The problems faced by the teens are not all that atypical—in life or in the world of musical theater. Nick is buckling under the weight of the "perfect child" syndrome, while Frankie, who is the modestly rebellious black adopted daughter of the white Healys, is seeking to figure out where she fits in familially, socially, and sexually (she is involved in an ongoing romantic relationship with a girl and a budding one with a boy). As with most teens, Nick and Frankie are only vaguely aware of their parents' struggles, including their dangerously unraveling marriage. To peel back the layers even further, we later learn that Mary Jane is encumbered by a losing battle against an even deeper pain she is no longer able to deny or suppress.

The problems faced by the Healys would be more than enough to build the show around. But there is more, as we learn about a wild drunken party attended by Nick, Frankie, and some of their friends from school. During the party, one of their classmates, Bella (Kathryn Gallagher), passes out and is raped.

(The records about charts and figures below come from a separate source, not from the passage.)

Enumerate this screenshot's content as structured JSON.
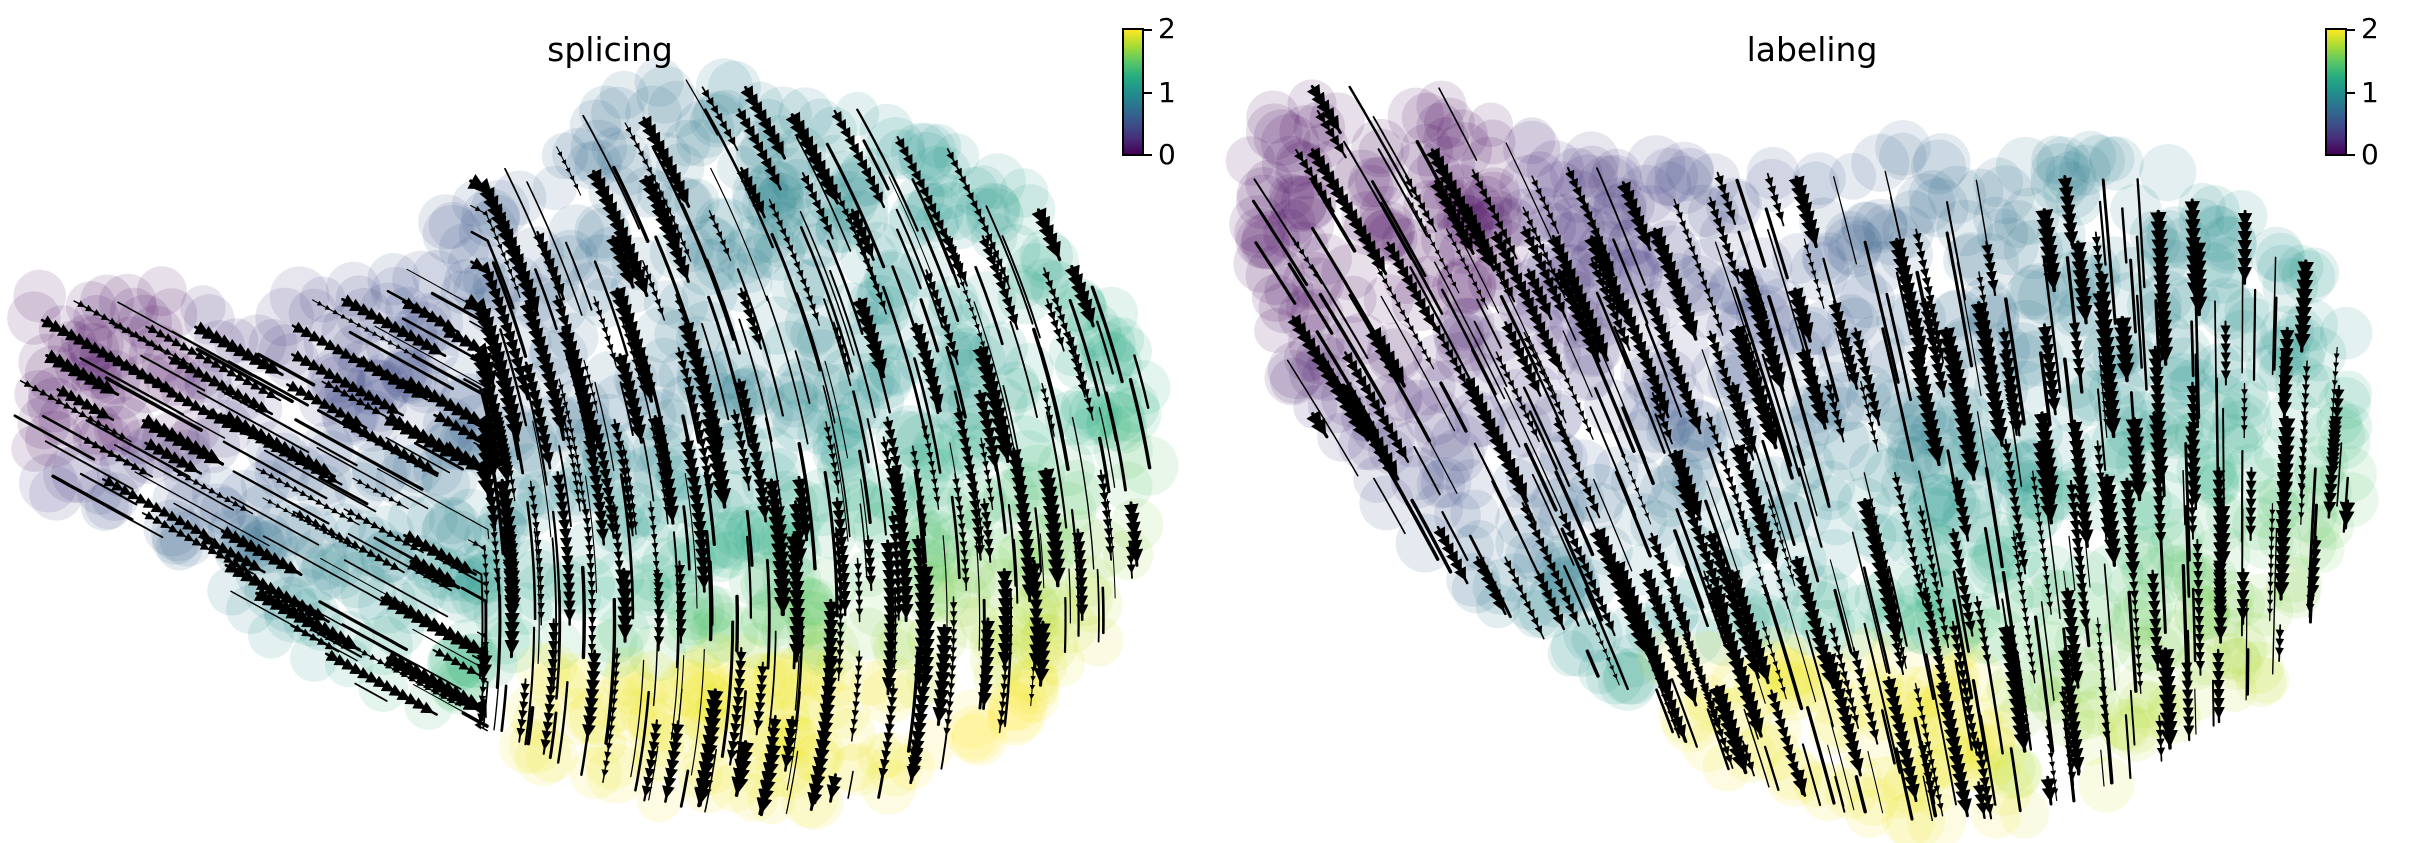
{
  "chart_data": [
    {
      "type": "scatter",
      "title": "splicing",
      "colorbar": {
        "min": 0,
        "max": 2,
        "ticks": [
          "0",
          "1",
          "2"
        ],
        "colormap": "viridis"
      },
      "overlay": "streamlines with arrows",
      "axes_visible": false
    },
    {
      "type": "scatter",
      "title": "labeling",
      "colorbar": {
        "min": 0,
        "max": 2,
        "ticks": [
          "0",
          "1",
          "2"
        ],
        "colormap": "viridis"
      },
      "overlay": "streamlines with arrows",
      "axes_visible": false
    }
  ],
  "colors": {
    "viridis": [
      "#440154",
      "#472c7a",
      "#3b518b",
      "#2c718e",
      "#21908d",
      "#27ad81",
      "#5cc863",
      "#aadc32",
      "#fde725"
    ],
    "stream": "#000000"
  }
}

Elizabeth Stanley and Heather Lang
Photo by Matthew Murphy
From the perspective of tying the show's many plot threads together, here's where things get tricky. The sexual assault is the necessary element that connects the dangling strands of the Healys' stories. And while it and the character of Bella are handled respectfully within the plot, her plight is of such significance that it demands to be much more front and center. Yet Bella is mostly kept in the background, more of a symbol than a character. She is even deprived of the key song that should be hers to deliver, the breathtaking "You Oughta Know." Instead, that one goes to Frankie's girlfriend Jo (Lauren Patten), who, if she truly is torn up by Frankie's interest in a male classmate, Phoenix (Antonio Cipriano), we have never been shown anything to suggest the depth of feeling that would earn her the right to perform this. No question but that Ms. Patten sings the bejesus out of the number, but it is a self-contained applaud-drawing concert performance that lies outside of the plot and throws the story off balance.

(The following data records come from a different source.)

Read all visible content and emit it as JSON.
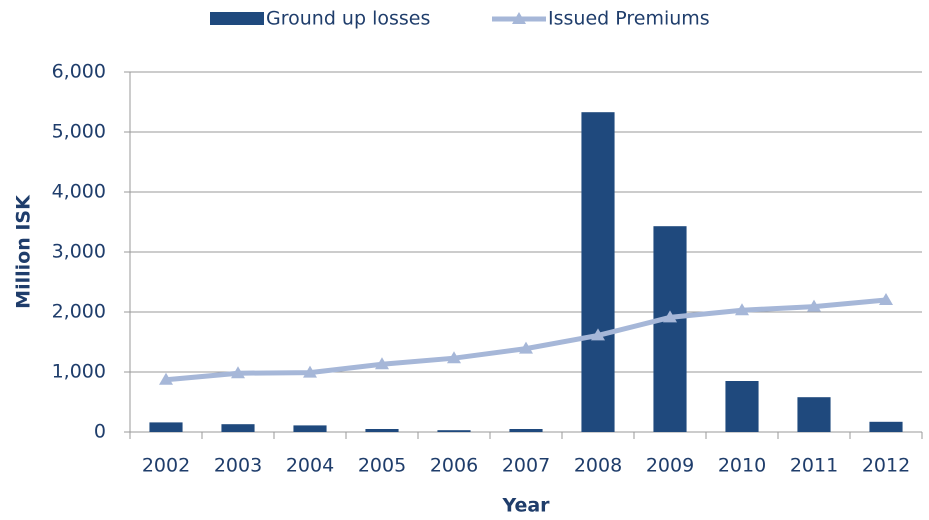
{
  "chart_data": {
    "type": "combo",
    "x_label": "Year",
    "y_label": "Million ISK",
    "categories": [
      "2002",
      "2003",
      "2004",
      "2005",
      "2006",
      "2007",
      "2008",
      "2009",
      "2010",
      "2011",
      "2012"
    ],
    "series": [
      {
        "name": "Ground up losses",
        "type": "bar",
        "color": "#1f497d",
        "values": [
          160,
          130,
          110,
          50,
          30,
          50,
          5330,
          3430,
          850,
          580,
          170
        ]
      },
      {
        "name": "Issued Premiums",
        "type": "line",
        "color": "#a6b7d8",
        "values": [
          870,
          980,
          990,
          1130,
          1230,
          1390,
          1610,
          1910,
          2030,
          2090,
          2200
        ]
      }
    ],
    "ylim": [
      0,
      6000
    ],
    "yticks": [
      0,
      {
        "value": 1000,
        "label": "1,000"
      },
      {
        "value": 2000,
        "label": "2,000"
      },
      {
        "value": 3000,
        "label": "3,000"
      },
      {
        "value": 4000,
        "label": "4,000"
      },
      {
        "value": 5000,
        "label": "5,000"
      },
      {
        "value": 6000,
        "label": "6,000"
      }
    ],
    "grid": true,
    "legend": "top"
  }
}
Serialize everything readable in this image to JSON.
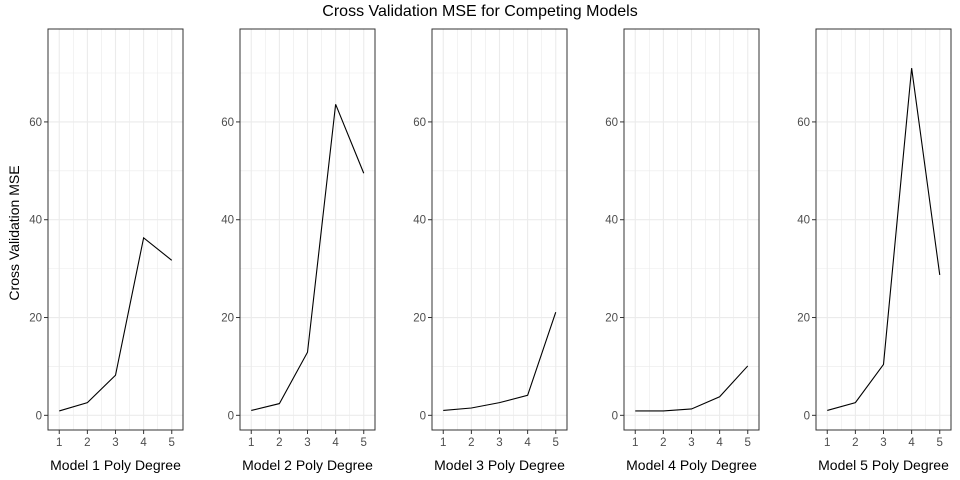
{
  "title": "Cross Validation MSE for Competing Models",
  "ylabel": "Cross Validation MSE",
  "colors": {
    "line": "#000000",
    "grid": "#ebebeb",
    "border": "#333333",
    "tick_text": "#4d4d4d"
  },
  "chart_data": [
    {
      "type": "line",
      "xlabel": "Model 1 Poly Degree",
      "x": [
        1,
        2,
        3,
        4,
        5
      ],
      "y": [
        0.9,
        2.6,
        8.2,
        36.3,
        31.7
      ],
      "xlim": [
        0.6,
        5.4
      ],
      "ylim": [
        -3,
        79
      ],
      "xticks": [
        1,
        2,
        3,
        4,
        5
      ],
      "yticks": [
        0,
        20,
        40,
        60
      ],
      "grid": true
    },
    {
      "type": "line",
      "xlabel": "Model 2 Poly Degree",
      "x": [
        1,
        2,
        3,
        4,
        5
      ],
      "y": [
        1.0,
        2.4,
        12.9,
        63.6,
        49.5
      ],
      "xlim": [
        0.6,
        5.4
      ],
      "ylim": [
        -3,
        79
      ],
      "xticks": [
        1,
        2,
        3,
        4,
        5
      ],
      "yticks": [
        0,
        20,
        40,
        60
      ],
      "grid": true
    },
    {
      "type": "line",
      "xlabel": "Model 3 Poly Degree",
      "x": [
        1,
        2,
        3,
        4,
        5
      ],
      "y": [
        1.0,
        1.5,
        2.6,
        4.1,
        21.1
      ],
      "xlim": [
        0.6,
        5.4
      ],
      "ylim": [
        -3,
        79
      ],
      "xticks": [
        1,
        2,
        3,
        4,
        5
      ],
      "yticks": [
        0,
        20,
        40,
        60
      ],
      "grid": true
    },
    {
      "type": "line",
      "xlabel": "Model 4 Poly Degree",
      "x": [
        1,
        2,
        3,
        4,
        5
      ],
      "y": [
        0.9,
        0.9,
        1.3,
        3.8,
        10.1
      ],
      "xlim": [
        0.6,
        5.4
      ],
      "ylim": [
        -3,
        79
      ],
      "xticks": [
        1,
        2,
        3,
        4,
        5
      ],
      "yticks": [
        0,
        20,
        40,
        60
      ],
      "grid": true
    },
    {
      "type": "line",
      "xlabel": "Model 5 Poly Degree",
      "x": [
        1,
        2,
        3,
        4,
        5
      ],
      "y": [
        1.0,
        2.6,
        10.4,
        71.0,
        28.7
      ],
      "xlim": [
        0.6,
        5.4
      ],
      "ylim": [
        -3,
        79
      ],
      "xticks": [
        1,
        2,
        3,
        4,
        5
      ],
      "yticks": [
        0,
        20,
        40,
        60
      ],
      "grid": true
    }
  ]
}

Much more carefully constructed within the framework of the story is the gradual collapse of Mary Jane, devastatingly captured in the song "Uninvited." That number is accompanied vocally by the company and brilliantly danced by Heather Lang to Sidi Larbi Cherkaoui's often thrilling and, in this case, nightmarish choreography, offering up a stunning reflection of Mary Jane's ultimate meltdown. More than anything (including "You Oughta Know"), this is the emotional high point of the show, where song and movement and lighting and direction meld into a perfect theatrical moment.

All told, Jagged Little Pill explores territory that is more realistic and psychologically complex than you'd typically encounter in a musical of this sort. The first act, in particular, mostly sticks to its portrait of its troubled characters without resorting to entering the gothic land of a Carrie or the dark comedy territory of a Heathers. The show overall is stronger for this. Its "too-muchness" is a matter of too many plot strands rather than over-the-top situations, and, for whatever flaws it encompasses, it is far better than almost any other jukebox musical I can think of.